Wednesday, 16 December 2015

How one of world's cleanest & greenest technologies became viewed as bad for environment

Copied from Storify

by: Mike Shellenberger, Amended on further reflection, July 22, 2015

  1. As pro-nuclear ranks grew among people who care about climate & environment, we were treated as something of a novelty — but we weren't.
  2. Alvin Weinberg & other post-war scientists saw nuclear as huge breakthrough in pollution-free, low-impact source of electricity.
  3. While California & others embraced nuclear, faction in Sierra Club saw cheap power as opening door to more people & more development.
  4. Nuclear was so obviously superior environmentally to all other energy technologies that opponents had to invent new concerns.
  5. Amory Lovins worked with David Brower @SierraClub (against Ansel Adams) to make up various reasons to be against nuclear energy.
  6. They made up & publicized scary myths about proliferation & waste that notably had nothing whatsoever to do with the environment.
  7. Anti-nuclear env. leaders of 1970s knew they couldn't win on scientific or environmental grounds so they had to start fear-mongering.
  8. But because it was "environmental leaders" who were doing fear-mongering, media misreported concerns as "environmental" — they weren't.
  9. Nuclear waste is deemed the environmental problem, but from environmental point of view it is exactly the kind of waste you should want.
  10. From environmental point of view, production you want is highest output using fewest inputs & least amt. of waste: that's nuclear.
  11. Anti-nuclear leaders turned a huge strength of nuclear — its small amounts of highly manageable waste — into a weakness.
  12. Grossly exaggerating nuclear waste risks was critically important to undermining its reputation as an orders-of-magnitude cleaner tech.
  13. Much of "environmental" attack on nuclear had nothing to do with tech per se but paranoia of "large systems" e.g. the electrical grid.
  14. Fear of big systems & utopian views of small communities underlay anti-nuclear movement rejection of both big government & companies.
  15. Today anti-nuclear activists routinely talk of "nuclear industry!" but mostly are referring to public or heavily regulated utilities.
  16. In truth, nuclear's biggest advocates weren't profit-motivated private companies but publicly-minded scientists & utilities...
  17. ... their motivation & excitement was around vision of powering California & world with pollution-free low-footprint energy.
  18. In sum, it was the environmental benefits that were *the main motivation* of pro-nuclear advocates like Weinberg in the 1960s...
  19. ... while it was highly ideological *non-environmental* concerns that drove fear & opposition to nuclear energy starting in the 1970s.

Amendment based on further thinking, July 22, 2015

  1. The vision of a world powered 100% by renewables is an old one, not a new one.
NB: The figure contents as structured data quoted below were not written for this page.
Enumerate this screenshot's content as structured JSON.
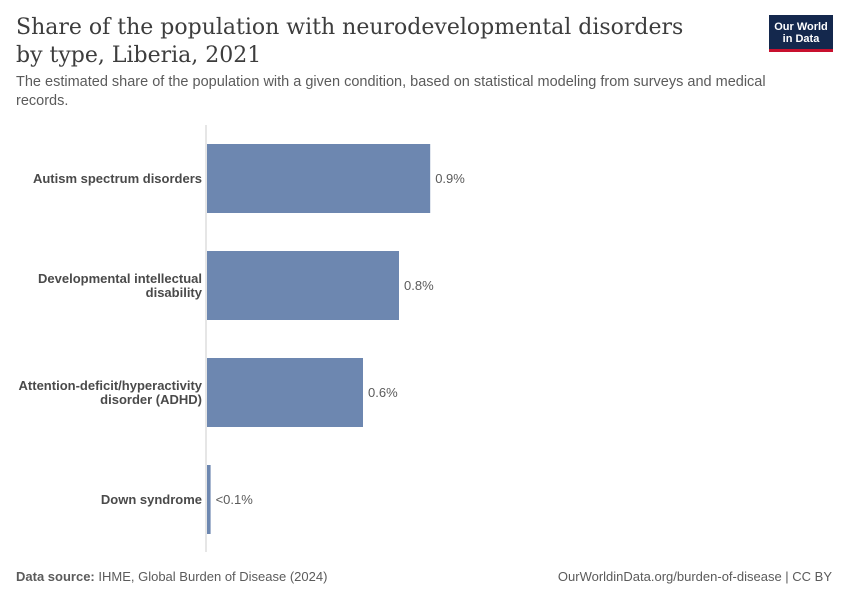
{
  "header": {
    "title": "Share of the population with neurodevelopmental disorders by type, Liberia, 2021",
    "subtitle": "The estimated share of the population with a given condition, based on statistical modeling from surveys and medical records.",
    "logo_line1": "Our World",
    "logo_line2": "in Data"
  },
  "footer": {
    "source_label": "Data source:",
    "source_text": "IHME, Global Burden of Disease (2024)",
    "credit": "OurWorldinData.org/burden-of-disease | CC BY"
  },
  "colors": {
    "bar": "#6d87b0",
    "axis": "#cccccc"
  },
  "chart_data": {
    "type": "bar",
    "orientation": "horizontal",
    "categories": [
      [
        "Autism spectrum disorders"
      ],
      [
        "Developmental intellectual",
        "disability"
      ],
      [
        "Attention-deficit/hyperactivity",
        "disorder (ADHD)"
      ],
      [
        "Down syndrome"
      ]
    ],
    "values": [
      0.93,
      0.8,
      0.65,
      0.015
    ],
    "value_labels": [
      "0.9%",
      "0.8%",
      "0.6%",
      "<0.1%"
    ],
    "xlim": [
      0,
      2
    ],
    "grid": false
  }
}
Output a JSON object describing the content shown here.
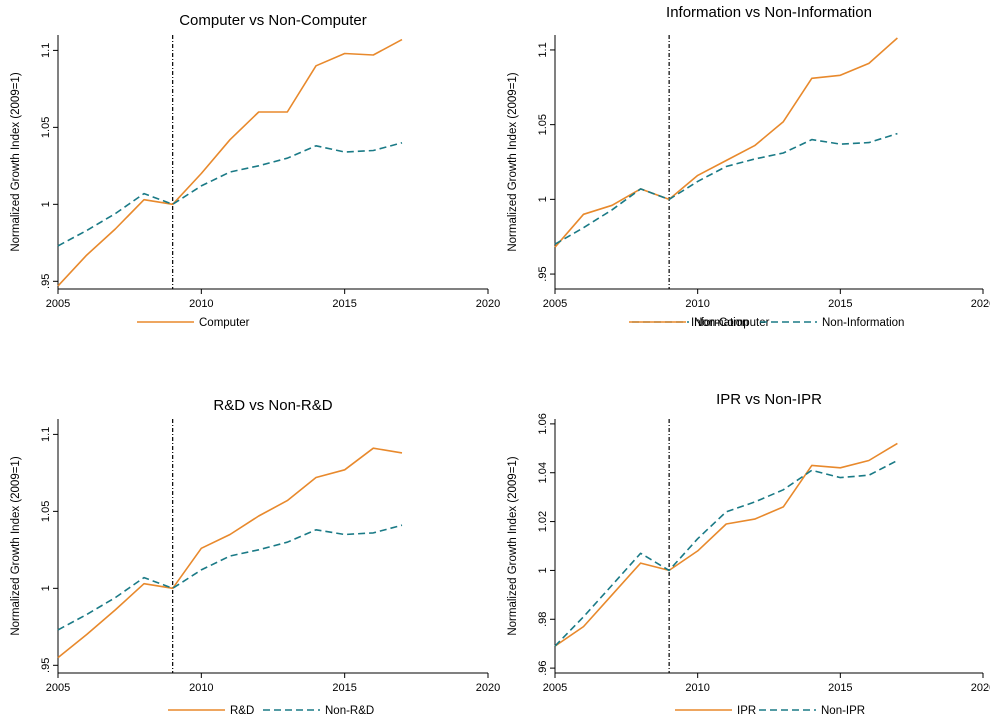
{
  "colors": {
    "series1": "#e8892c",
    "series2": "#1a7a86",
    "marker": "#000000"
  },
  "chart_data": [
    {
      "type": "line",
      "title": "Computer vs Non-Computer",
      "xlabel": "",
      "ylabel": "Normalized Growth Index (2009=1)",
      "xlim": [
        2005,
        2020
      ],
      "ylim": [
        0.945,
        1.11
      ],
      "xticks": [
        2005,
        2010,
        2015,
        2020
      ],
      "xtick_labels": [
        "2005",
        "2010",
        "2015",
        "2020"
      ],
      "yticks": [
        0.95,
        1,
        1.05,
        1.1
      ],
      "ytick_labels": [
        ".95",
        "1",
        "1.05",
        "1.1"
      ],
      "vline": 2009,
      "x": [
        2005,
        2006,
        2007,
        2008,
        2009,
        2010,
        2011,
        2012,
        2013,
        2014,
        2015,
        2016,
        2017
      ],
      "series": [
        {
          "name": "Computer",
          "style": "solid",
          "values": [
            0.947,
            0.967,
            0.984,
            1.003,
            1.0,
            1.02,
            1.042,
            1.06,
            1.06,
            1.09,
            1.098,
            1.097,
            1.107
          ]
        },
        {
          "name": "Non-Computer",
          "style": "dashed",
          "values": [
            0.973,
            0.983,
            0.994,
            1.007,
            1.0,
            1.012,
            1.021,
            1.025,
            1.03,
            1.038,
            1.034,
            1.035,
            1.04
          ]
        }
      ]
    },
    {
      "type": "line",
      "title": "Information vs Non-Information",
      "xlabel": "",
      "ylabel": "Normalized Growth Index (2009=1)",
      "xlim": [
        2005,
        2020
      ],
      "ylim": [
        0.94,
        1.11
      ],
      "xticks": [
        2005,
        2010,
        2015,
        2020
      ],
      "xtick_labels": [
        "2005",
        "2010",
        "2015",
        "2020"
      ],
      "yticks": [
        0.95,
        1,
        1.05,
        1.1
      ],
      "ytick_labels": [
        ".95",
        "1",
        "1.05",
        "1.1"
      ],
      "vline": 2009,
      "x": [
        2005,
        2006,
        2007,
        2008,
        2009,
        2010,
        2011,
        2012,
        2013,
        2014,
        2015,
        2016,
        2017
      ],
      "series": [
        {
          "name": "Information",
          "style": "solid",
          "values": [
            0.968,
            0.99,
            0.996,
            1.007,
            1.0,
            1.016,
            1.026,
            1.036,
            1.052,
            1.081,
            1.083,
            1.091,
            1.108
          ]
        },
        {
          "name": "Non-Information",
          "style": "dashed",
          "values": [
            0.97,
            0.981,
            0.993,
            1.007,
            1.0,
            1.012,
            1.022,
            1.027,
            1.031,
            1.04,
            1.037,
            1.038,
            1.044
          ]
        }
      ]
    },
    {
      "type": "line",
      "title": "R&D vs Non-R&D",
      "xlabel": "",
      "ylabel": "Normalized Growth Index (2009=1)",
      "xlim": [
        2005,
        2020
      ],
      "ylim": [
        0.945,
        1.11
      ],
      "xticks": [
        2005,
        2010,
        2015,
        2020
      ],
      "xtick_labels": [
        "2005",
        "2010",
        "2015",
        "2020"
      ],
      "yticks": [
        0.95,
        1,
        1.05,
        1.1
      ],
      "ytick_labels": [
        ".95",
        "1",
        "1.05",
        "1.1"
      ],
      "vline": 2009,
      "x": [
        2005,
        2006,
        2007,
        2008,
        2009,
        2010,
        2011,
        2012,
        2013,
        2014,
        2015,
        2016,
        2017
      ],
      "series": [
        {
          "name": "R&D",
          "style": "solid",
          "values": [
            0.955,
            0.97,
            0.986,
            1.003,
            1.0,
            1.026,
            1.035,
            1.047,
            1.057,
            1.072,
            1.077,
            1.091,
            1.088
          ]
        },
        {
          "name": "Non-R&D",
          "style": "dashed",
          "values": [
            0.973,
            0.983,
            0.994,
            1.007,
            1.0,
            1.012,
            1.021,
            1.025,
            1.03,
            1.038,
            1.035,
            1.036,
            1.041
          ]
        }
      ]
    },
    {
      "type": "line",
      "title": "IPR vs Non-IPR",
      "xlabel": "",
      "ylabel": "Normalized Growth Index (2009=1)",
      "xlim": [
        2005,
        2020
      ],
      "ylim": [
        0.958,
        1.062
      ],
      "xticks": [
        2005,
        2010,
        2015,
        2020
      ],
      "xtick_labels": [
        "2005",
        "2010",
        "2015",
        "2020"
      ],
      "yticks": [
        0.96,
        0.98,
        1,
        1.02,
        1.04,
        1.06
      ],
      "ytick_labels": [
        ".96",
        ".98",
        "1",
        "1.02",
        "1.04",
        "1.06"
      ],
      "vline": 2009,
      "x": [
        2005,
        2006,
        2007,
        2008,
        2009,
        2010,
        2011,
        2012,
        2013,
        2014,
        2015,
        2016,
        2017
      ],
      "series": [
        {
          "name": "IPR",
          "style": "solid",
          "values": [
            0.969,
            0.977,
            0.99,
            1.003,
            1.0,
            1.008,
            1.019,
            1.021,
            1.026,
            1.043,
            1.042,
            1.045,
            1.052
          ]
        },
        {
          "name": "Non-IPR",
          "style": "dashed",
          "values": [
            0.969,
            0.981,
            0.994,
            1.007,
            1.0,
            1.013,
            1.024,
            1.028,
            1.033,
            1.041,
            1.038,
            1.039,
            1.045
          ]
        }
      ]
    }
  ]
}
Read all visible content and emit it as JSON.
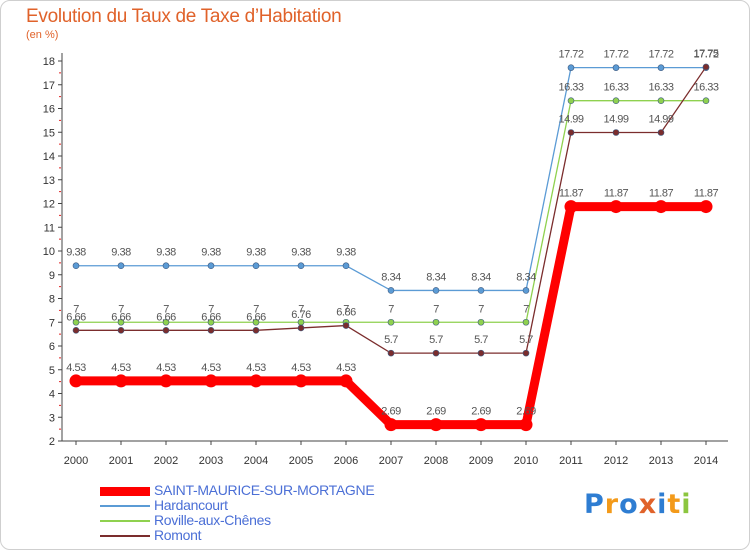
{
  "title": "Evolution du Taux de Taxe d’Habitation",
  "unit": "(en %)",
  "logo": {
    "text": "Proxiti",
    "colors": [
      "#2e7dd2",
      "#f39a1a",
      "#2e7dd2",
      "#e0622a",
      "#2e7dd2",
      "#f39a1a",
      "#8cc63f"
    ]
  },
  "chart_data": {
    "type": "line",
    "x": [
      "2000",
      "2001",
      "2002",
      "2003",
      "2004",
      "2005",
      "2006",
      "2007",
      "2008",
      "2009",
      "2010",
      "2011",
      "2012",
      "2013",
      "2014"
    ],
    "ylim": [
      2,
      18
    ],
    "yticks": [
      "2",
      "3",
      "4",
      "5",
      "6",
      "7",
      "8",
      "9",
      "10",
      "11",
      "12",
      "13",
      "14",
      "15",
      "16",
      "17",
      "18"
    ],
    "grid": false,
    "legend_position": "bottom-left",
    "series": [
      {
        "name": "SAINT-MAURICE-SUR-MORTAGNE",
        "color": "#ff0000",
        "values": [
          4.53,
          4.53,
          4.53,
          4.53,
          4.53,
          4.53,
          4.53,
          2.69,
          2.69,
          2.69,
          2.69,
          11.87,
          11.87,
          11.87,
          11.87
        ],
        "labels": [
          "4.53",
          "4.53",
          "4.53",
          "4.53",
          "4.53",
          "4.53",
          "4.53",
          "2.69",
          "2.69",
          "2.69",
          "2.69",
          "11.87",
          "11.87",
          "11.87",
          "11.87"
        ]
      },
      {
        "name": "Hardancourt",
        "color": "#5b9bd5",
        "values": [
          9.38,
          9.38,
          9.38,
          9.38,
          9.38,
          9.38,
          9.38,
          8.34,
          8.34,
          8.34,
          8.34,
          17.72,
          17.72,
          17.72,
          17.72
        ],
        "labels": [
          "9.38",
          "9.38",
          "9.38",
          "9.38",
          "9.38",
          "9.38",
          "9.38",
          "8.34",
          "8.34",
          "8.34",
          "8.34",
          "17.72",
          "17.72",
          "17.72",
          "17.72"
        ]
      },
      {
        "name": "Roville-aux-Chênes",
        "color": "#8fd14f",
        "values": [
          7,
          7,
          7,
          7,
          7,
          7,
          7,
          7,
          7,
          7,
          7,
          16.33,
          16.33,
          16.33,
          16.33
        ],
        "labels": [
          "7",
          "7",
          "7",
          "7",
          "7",
          "7",
          "7",
          "7",
          "7",
          "7",
          "7",
          "16.33",
          "16.33",
          "16.33",
          "16.33"
        ]
      },
      {
        "name": "Romont",
        "color": "#7b2d2d",
        "values": [
          6.66,
          6.66,
          6.66,
          6.66,
          6.66,
          6.76,
          6.86,
          5.7,
          5.7,
          5.7,
          5.7,
          14.99,
          14.99,
          14.99,
          17.75
        ],
        "labels": [
          "6.66",
          "6.66",
          "6.66",
          "6.66",
          "6.66",
          "6.76",
          "6.86",
          "5.7",
          "5.7",
          "5.7",
          "5.7",
          "14.99",
          "14.99",
          "14.99",
          "17.75"
        ]
      }
    ]
  }
}
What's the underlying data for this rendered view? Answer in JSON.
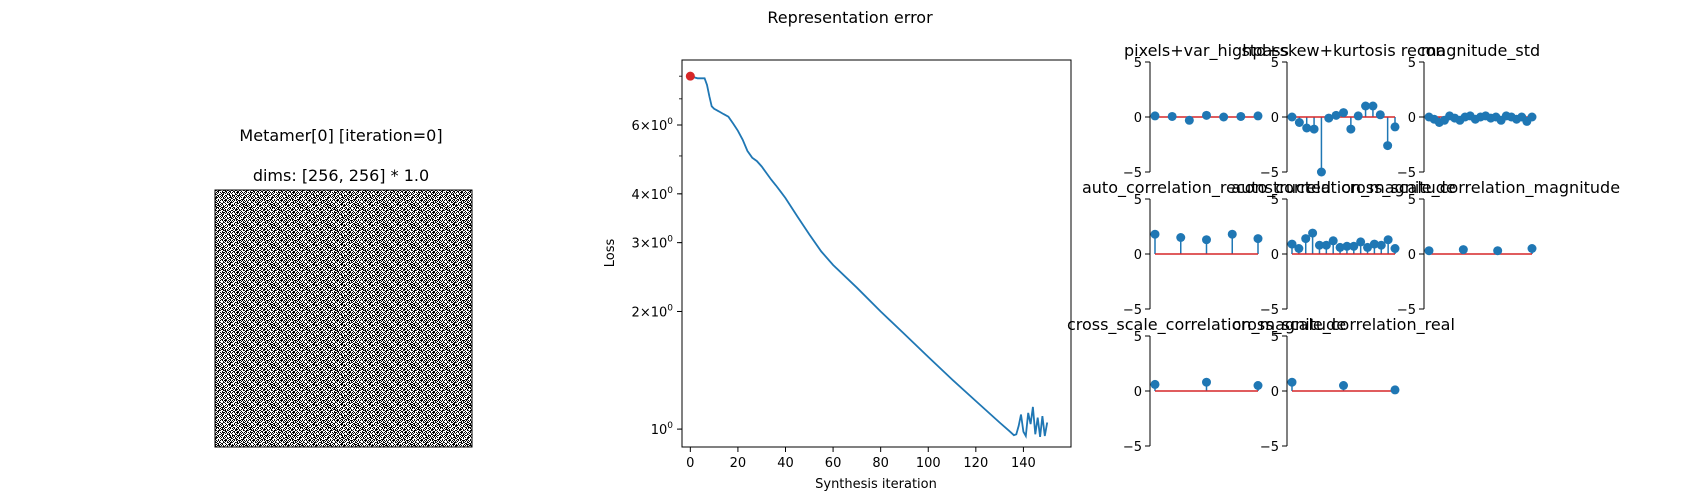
{
  "figure": {
    "image_title": "Metamer[0] [iteration=0]",
    "image_subtitle": "dims: [256, 256] * 1.0",
    "error_title": "Representation error"
  },
  "chart_data": [
    {
      "type": "line",
      "scale": "log-y",
      "xlabel": "Synthesis iteration",
      "ylabel": "Loss",
      "xlim": [
        -3.5,
        160
      ],
      "ylim": [
        0.9,
        8.8
      ],
      "x_ticks": [
        0,
        20,
        40,
        60,
        80,
        100,
        120,
        140
      ],
      "x_tick_labels": [
        "0",
        "20",
        "40",
        "60",
        "80",
        "100",
        "120",
        "140"
      ],
      "y_ticks": [
        1,
        2,
        3,
        4,
        6
      ],
      "y_tick_labels": [
        "10^0",
        "2×10^0",
        "3×10^0",
        "4×10^0",
        "6×10^0"
      ],
      "series": [
        {
          "color": "#1f77b4",
          "x": [
            0,
            3,
            6,
            7,
            8,
            9,
            10,
            11,
            12,
            14,
            16,
            18,
            20,
            22,
            24,
            26,
            28,
            30,
            32,
            34,
            36,
            38,
            40,
            45,
            50,
            55,
            60,
            70,
            80,
            90,
            100,
            110,
            120,
            130,
            134,
            136,
            137,
            138,
            139,
            140,
            141,
            142,
            143,
            144,
            145,
            146,
            147,
            148,
            149,
            150
          ],
          "y": [
            8.0,
            7.9,
            7.9,
            7.6,
            7.1,
            6.7,
            6.6,
            6.55,
            6.5,
            6.4,
            6.3,
            6.05,
            5.8,
            5.5,
            5.15,
            4.95,
            4.85,
            4.7,
            4.52,
            4.35,
            4.2,
            4.05,
            3.9,
            3.5,
            3.15,
            2.85,
            2.63,
            2.3,
            2.0,
            1.75,
            1.53,
            1.34,
            1.18,
            1.04,
            0.99,
            0.965,
            0.97,
            1.02,
            1.09,
            0.985,
            0.96,
            1.1,
            1.03,
            1.14,
            0.97,
            1.07,
            0.955,
            1.08,
            0.96,
            1.04
          ]
        }
      ],
      "marker": {
        "x": 0,
        "y": 8.0,
        "color": "#d62728"
      }
    },
    {
      "type": "stem",
      "title": "pixels+var_highpass",
      "ylim": [
        -5,
        5
      ],
      "y_ticks": [
        5,
        0,
        -5
      ],
      "values": [
        0.1,
        0.05,
        -0.3,
        0.15,
        0.0,
        0.05,
        0.1
      ]
    },
    {
      "type": "stem",
      "title": "std+skew+kurtosis recon",
      "ylim": [
        -5,
        5
      ],
      "values": [
        0.0,
        -0.5,
        -1.0,
        -1.1,
        -5.0,
        -0.1,
        0.15,
        0.4,
        -1.1,
        0.1,
        1.0,
        1.0,
        0.2,
        -2.6,
        -0.9
      ]
    },
    {
      "type": "stem",
      "title": "magnitude_std",
      "ylim": [
        -5,
        5
      ],
      "values": [
        0.0,
        -0.2,
        -0.5,
        -0.3,
        0.1,
        -0.1,
        -0.3,
        0.0,
        0.1,
        -0.2,
        0.0,
        0.1,
        -0.1,
        0.0,
        -0.3,
        0.1,
        0.0,
        -0.2,
        0.0,
        -0.4,
        0.0
      ]
    },
    {
      "type": "stem",
      "title": "auto_correlation_reconstructed",
      "ylim": [
        -5,
        5
      ],
      "values": [
        1.8,
        1.5,
        1.3,
        1.8,
        1.4
      ]
    },
    {
      "type": "stem",
      "title": "auto_correlation_magnitude",
      "ylim": [
        -5,
        5
      ],
      "values": [
        0.9,
        0.5,
        1.4,
        1.9,
        0.8,
        0.8,
        1.2,
        0.6,
        0.7,
        0.7,
        1.1,
        0.6,
        0.9,
        0.8,
        1.3,
        0.5
      ]
    },
    {
      "type": "stem",
      "title": "cross_scale_correlation_magnitude",
      "ylim": [
        -5,
        5
      ],
      "values": [
        0.3,
        0.4,
        0.3,
        0.5
      ]
    },
    {
      "type": "stem",
      "title": "cross_scale_correlation_magnitude",
      "ylim": [
        -5,
        5
      ],
      "values": [
        0.6,
        0.8,
        0.5
      ]
    },
    {
      "type": "stem",
      "title": "cross_scale_correlation_real",
      "ylim": [
        -5,
        5
      ],
      "values": [
        0.8,
        0.5,
        0.1
      ]
    }
  ]
}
John Etzler proposed 100% solar/wind/water U.S. in 1830s.
  2. Ralph Waldo Emerson was captivated by Etzler's vision but Henry David Thoreau was horrified at implications of 100% RE for environment.
  3. The 100% renewables vision was resuscitated by Amory Lovins in service of David Brower's NIMBY campaign against nuclear in late 1960s.
  4. Their goal was to slow/stop development by making energy more expensive & moving the US and world to a low-energy society.
  5. "Giving society cheap abundant energy is... like giving an idiot child a machine gun" said Population Bomber Paul Ehrlich.
  6. It'd be little short of disastrous for us to discover clean, cheap abundant energy because of what we would do with itAmory Lovins '77
  7. Energy consumption [is] rough, indirect measure of tot. impact civilizat. inflicts on Earth’s life-support systems - Gretchen Daily '94
  8. In that sense, environmentalist opposition to cheap, clean energy (ie nuclear) had environmental motivation — slowing & stopping growth.
  9. The problem was that such opposition to energy & development failed not just in poor & developing nations but rich ones too.
  10. The paradoxical result of anti-high energy degrowth ideology has been more coal, as @mark_lynas discussed in Nuclear 2.0.